Hindemith rules - at least, when he's at his best. If you like Hindemith make sure Walter Piston is on your list of stuff to check out, too.
posted by Wolfdog at 12:04 PM on September 15, 2005


awesome! good post! but seriously dude, the decemberists are way better than webern
posted by Satapher at 12:24 PM on September 15, 2005



posted by Satapher at 12:26 PM on September 15, 2005


your favorite composer sucks
posted by speicus at 2:03 PM on September 15, 2005


another technically interesting composer is Conlon Nancarrow. Almost all of his pieces were written for the player piano. He did really wacky things like pieces written with the time signature of 2^(1/2)/2. Too bad he didn't have access to computer music, the player piano doesn't have enough dynamic range.
posted by sineater at 2:41 PM on September 15, 2005


Nancarrow is very worthwhile.

Not sure if it was mentioned, but there's reference to the shooting of Webern in Gravity's Rainbow.
posted by Joseph Gurl at 9:18 PM on September 15, 2005


Good call wolfdog.
Thanks.

I only knew Piston's textbooks, but I've just downloaded a couple of the symphonies (2 & 6) to try. I feel like I've been missing out. What else of his should I be looking out for?
posted by monkey closet at 5:17 AM on September 16, 2005


Oh, isn't the Piston 2nd symphony wonderful? He takes one of the most beautiful openings imaginable, spins it out until it's practically heartbreaking and then the big percussion CLAP and that crazy little dance tune. It never fails to make me laugh. I have no idea why it isn't programmed more often.

So. Other Piston -

The 4th Symphony is my favorite beside the 2nd, and you can find it on CD coupled with the Three New England Sketches, which is a seriously underappreciated descriptive piece - great, "feels like you're there" writing, with maybe a little bit of an impressionist feeling, but not excessively so.

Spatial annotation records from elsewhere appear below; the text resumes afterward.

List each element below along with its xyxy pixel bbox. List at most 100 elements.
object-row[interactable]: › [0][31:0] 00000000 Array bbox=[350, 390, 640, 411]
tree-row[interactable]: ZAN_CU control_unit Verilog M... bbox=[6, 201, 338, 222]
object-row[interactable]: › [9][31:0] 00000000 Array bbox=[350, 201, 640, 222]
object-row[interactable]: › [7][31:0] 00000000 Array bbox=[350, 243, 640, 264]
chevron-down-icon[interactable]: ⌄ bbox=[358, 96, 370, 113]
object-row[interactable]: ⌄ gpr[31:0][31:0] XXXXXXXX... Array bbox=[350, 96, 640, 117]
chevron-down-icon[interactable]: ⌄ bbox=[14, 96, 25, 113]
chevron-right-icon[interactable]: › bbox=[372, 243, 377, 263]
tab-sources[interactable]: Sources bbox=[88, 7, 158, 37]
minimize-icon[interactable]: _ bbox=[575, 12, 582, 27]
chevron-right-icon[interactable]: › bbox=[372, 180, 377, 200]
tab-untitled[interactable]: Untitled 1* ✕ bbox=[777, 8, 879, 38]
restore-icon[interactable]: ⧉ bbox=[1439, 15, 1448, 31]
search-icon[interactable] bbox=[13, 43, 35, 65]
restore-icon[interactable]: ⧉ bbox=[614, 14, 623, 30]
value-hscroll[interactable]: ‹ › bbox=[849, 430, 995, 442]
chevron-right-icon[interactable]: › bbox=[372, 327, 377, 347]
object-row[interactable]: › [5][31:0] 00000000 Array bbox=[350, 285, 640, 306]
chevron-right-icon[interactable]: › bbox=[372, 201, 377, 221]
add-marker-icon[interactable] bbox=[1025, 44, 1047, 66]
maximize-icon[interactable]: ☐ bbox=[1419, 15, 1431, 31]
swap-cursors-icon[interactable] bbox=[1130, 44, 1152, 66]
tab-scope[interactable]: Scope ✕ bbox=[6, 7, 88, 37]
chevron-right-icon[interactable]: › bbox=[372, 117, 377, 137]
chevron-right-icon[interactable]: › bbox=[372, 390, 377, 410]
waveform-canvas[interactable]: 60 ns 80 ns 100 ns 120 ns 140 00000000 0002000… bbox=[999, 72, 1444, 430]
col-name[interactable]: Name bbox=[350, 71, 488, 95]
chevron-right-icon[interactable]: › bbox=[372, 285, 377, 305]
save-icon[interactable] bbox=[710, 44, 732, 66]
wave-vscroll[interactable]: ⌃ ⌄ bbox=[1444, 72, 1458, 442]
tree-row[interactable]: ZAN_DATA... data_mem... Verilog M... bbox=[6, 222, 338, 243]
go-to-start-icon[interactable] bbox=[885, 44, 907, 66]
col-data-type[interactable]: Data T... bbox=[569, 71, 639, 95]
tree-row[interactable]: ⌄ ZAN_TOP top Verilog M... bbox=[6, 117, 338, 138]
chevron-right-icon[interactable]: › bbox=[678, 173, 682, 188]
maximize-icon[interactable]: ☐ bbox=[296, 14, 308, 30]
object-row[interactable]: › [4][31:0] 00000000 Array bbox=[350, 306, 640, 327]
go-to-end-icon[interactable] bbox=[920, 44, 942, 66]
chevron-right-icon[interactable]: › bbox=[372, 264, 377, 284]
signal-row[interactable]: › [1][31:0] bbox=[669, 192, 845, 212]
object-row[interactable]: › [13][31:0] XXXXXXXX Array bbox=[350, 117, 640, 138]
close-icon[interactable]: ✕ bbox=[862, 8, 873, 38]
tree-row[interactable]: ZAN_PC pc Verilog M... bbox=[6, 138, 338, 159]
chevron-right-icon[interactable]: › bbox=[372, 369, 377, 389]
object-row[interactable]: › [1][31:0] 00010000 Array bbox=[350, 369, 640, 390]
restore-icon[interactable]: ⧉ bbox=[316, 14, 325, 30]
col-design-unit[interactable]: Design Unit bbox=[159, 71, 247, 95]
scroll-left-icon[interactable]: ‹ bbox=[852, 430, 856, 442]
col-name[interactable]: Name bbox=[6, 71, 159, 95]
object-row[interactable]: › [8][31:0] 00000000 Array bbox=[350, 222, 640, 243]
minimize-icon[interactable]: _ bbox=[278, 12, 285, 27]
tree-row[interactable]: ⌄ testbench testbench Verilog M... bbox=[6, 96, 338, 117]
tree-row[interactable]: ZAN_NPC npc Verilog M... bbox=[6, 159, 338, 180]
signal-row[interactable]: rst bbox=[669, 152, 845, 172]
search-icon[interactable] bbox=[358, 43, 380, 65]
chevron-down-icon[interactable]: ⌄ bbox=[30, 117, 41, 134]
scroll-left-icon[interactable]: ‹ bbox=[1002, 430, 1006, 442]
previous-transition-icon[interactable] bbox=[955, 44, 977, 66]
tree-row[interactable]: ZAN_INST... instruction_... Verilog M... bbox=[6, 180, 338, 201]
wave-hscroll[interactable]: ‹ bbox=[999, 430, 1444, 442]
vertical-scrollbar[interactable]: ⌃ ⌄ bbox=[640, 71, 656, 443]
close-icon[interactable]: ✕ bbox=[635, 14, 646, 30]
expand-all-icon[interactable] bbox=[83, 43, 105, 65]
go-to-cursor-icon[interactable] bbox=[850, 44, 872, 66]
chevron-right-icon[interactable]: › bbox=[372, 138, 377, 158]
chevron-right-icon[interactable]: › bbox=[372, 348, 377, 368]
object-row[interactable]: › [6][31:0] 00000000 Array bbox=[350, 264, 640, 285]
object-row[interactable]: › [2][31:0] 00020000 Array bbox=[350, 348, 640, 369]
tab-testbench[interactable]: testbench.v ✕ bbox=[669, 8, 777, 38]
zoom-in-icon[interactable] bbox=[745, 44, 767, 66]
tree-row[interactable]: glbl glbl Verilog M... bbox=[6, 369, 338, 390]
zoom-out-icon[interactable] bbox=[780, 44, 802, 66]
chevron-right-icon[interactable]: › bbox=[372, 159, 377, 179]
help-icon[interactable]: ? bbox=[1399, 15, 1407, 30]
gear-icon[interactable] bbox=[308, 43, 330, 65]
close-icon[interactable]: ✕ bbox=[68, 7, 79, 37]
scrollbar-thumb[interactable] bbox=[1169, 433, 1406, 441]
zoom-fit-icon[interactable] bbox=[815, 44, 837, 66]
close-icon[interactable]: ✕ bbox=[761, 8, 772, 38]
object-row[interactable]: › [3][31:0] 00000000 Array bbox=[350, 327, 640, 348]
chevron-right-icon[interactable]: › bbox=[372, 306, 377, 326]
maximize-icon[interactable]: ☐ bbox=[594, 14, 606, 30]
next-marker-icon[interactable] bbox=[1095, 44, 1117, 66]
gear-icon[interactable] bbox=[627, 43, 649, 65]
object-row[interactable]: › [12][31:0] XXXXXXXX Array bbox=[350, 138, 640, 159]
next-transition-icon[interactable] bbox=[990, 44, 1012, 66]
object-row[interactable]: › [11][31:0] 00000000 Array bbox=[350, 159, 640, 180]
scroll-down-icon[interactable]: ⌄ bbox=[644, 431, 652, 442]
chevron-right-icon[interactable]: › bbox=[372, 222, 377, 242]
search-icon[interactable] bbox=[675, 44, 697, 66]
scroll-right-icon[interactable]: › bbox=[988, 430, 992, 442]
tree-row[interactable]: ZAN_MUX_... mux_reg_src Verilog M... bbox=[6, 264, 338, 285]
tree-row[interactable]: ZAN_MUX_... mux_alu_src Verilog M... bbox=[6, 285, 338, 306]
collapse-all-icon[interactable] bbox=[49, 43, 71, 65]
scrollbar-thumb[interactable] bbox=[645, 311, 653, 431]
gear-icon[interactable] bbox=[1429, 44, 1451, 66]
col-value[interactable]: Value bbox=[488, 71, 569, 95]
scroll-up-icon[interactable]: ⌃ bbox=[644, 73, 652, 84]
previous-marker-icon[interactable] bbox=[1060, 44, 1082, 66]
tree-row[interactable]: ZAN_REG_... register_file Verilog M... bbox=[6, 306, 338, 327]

Piston was a good idiomatic writer for flute, and both the Concerto and the Sonata for flute are worth a listen. There's a fairly recent album of American flute music with Jeffrey Khaner performing that includes the Sonata. Another absolute gem is the flute quintet - it's a real chamber tour de force and the scherzo has a rare amount of pure, unironic humor for a 20th century chamber piece.

The viola concerto is another winner, and the five string quartets are a notch below Bartok's six, but still very well-crafted, deep enough to keep your interest over multiple listens and covering a pretty wide range in terms of tonality or the lack thereof. They are the works most reminiscent of Hindemith to me.